Selain posting konten lawak, semua orang juga ramai-ramai mengunggah fotonya meeting via internet. Semua lalu sadar, “Oh, jadi enggak perlu sesering itu ya datang ke kantor?” Ketua Komisi X DPR Syaiful Huda sampai enggak tahan melangkahi Kemendikbud karena membocorkan hasil rapat pembatalan UN untuk pamer bahwa doi juga meeting online. Setelah corona berakhir, sekarang kita punya alasan kuat mengapa rencana gedung baru DPR dengan ongkos bermiliar-miliar itu enggak terlalu dibutuhkan.

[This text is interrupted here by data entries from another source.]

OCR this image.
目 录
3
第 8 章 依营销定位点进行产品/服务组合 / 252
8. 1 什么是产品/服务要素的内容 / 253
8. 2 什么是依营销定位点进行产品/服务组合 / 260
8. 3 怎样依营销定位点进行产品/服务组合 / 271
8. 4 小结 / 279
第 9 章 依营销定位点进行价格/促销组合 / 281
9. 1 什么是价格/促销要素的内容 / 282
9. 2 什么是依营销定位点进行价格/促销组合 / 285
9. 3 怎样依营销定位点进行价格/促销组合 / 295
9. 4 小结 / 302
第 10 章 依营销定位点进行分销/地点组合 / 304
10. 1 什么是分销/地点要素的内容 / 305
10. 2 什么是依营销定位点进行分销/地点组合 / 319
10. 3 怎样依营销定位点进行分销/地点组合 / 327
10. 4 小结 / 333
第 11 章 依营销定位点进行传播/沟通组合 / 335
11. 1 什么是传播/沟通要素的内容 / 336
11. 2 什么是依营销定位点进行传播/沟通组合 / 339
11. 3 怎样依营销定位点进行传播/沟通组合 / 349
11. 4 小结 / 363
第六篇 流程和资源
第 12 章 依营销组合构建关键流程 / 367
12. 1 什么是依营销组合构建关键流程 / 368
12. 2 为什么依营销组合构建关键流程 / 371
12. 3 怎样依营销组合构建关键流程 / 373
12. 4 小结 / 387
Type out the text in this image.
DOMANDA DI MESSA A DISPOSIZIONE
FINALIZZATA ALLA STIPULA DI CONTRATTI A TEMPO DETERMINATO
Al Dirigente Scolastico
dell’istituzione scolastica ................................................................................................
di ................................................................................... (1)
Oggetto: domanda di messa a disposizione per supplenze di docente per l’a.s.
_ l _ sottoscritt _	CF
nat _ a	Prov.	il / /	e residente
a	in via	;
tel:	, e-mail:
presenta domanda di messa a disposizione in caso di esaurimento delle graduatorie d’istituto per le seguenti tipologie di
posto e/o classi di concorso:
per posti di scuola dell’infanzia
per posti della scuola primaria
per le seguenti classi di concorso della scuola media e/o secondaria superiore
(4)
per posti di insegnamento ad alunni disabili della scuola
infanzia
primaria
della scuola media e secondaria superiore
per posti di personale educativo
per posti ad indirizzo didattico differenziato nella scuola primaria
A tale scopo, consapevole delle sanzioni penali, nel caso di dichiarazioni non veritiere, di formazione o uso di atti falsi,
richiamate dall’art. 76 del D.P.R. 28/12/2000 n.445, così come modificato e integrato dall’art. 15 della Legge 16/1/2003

Satu hal paling menyebalkan tentang corona adalah bukti nyata peribahasa bahwa apabila kamu dalam bahaya, sifat aslimu akan kelihatan. Kemarin banget ini, dua ikat kangkung di keranjang belanja teman sekamar saya hilang dicuri pembeli lain di supermarket.

Dalam tingkatan elite, seluruh anggota DPR RI memutuskan patungan tes corona duluan demi menyelamatkan diri dan keluarganya di tengah maraknya penolakan rumah sakit untuk memeriksa masyarakat umum yang gejalanya dianggap belum parah. Sama tidak sensitifnya, pengusaha Jerry Hermawan Lo mendatangkan petugas tes corona langsung ke rumah, merekamnya, dan membagikannya ke media sosial. Isu kelas langsung jadi perbincangan di media sosial.

Doa pamungkas saya di masa-masa pandemi: semoga kebiasaan salaman pakai siku terus dipertahankan setelah corona. Lucu banget ngeliat boomer discover dabbing.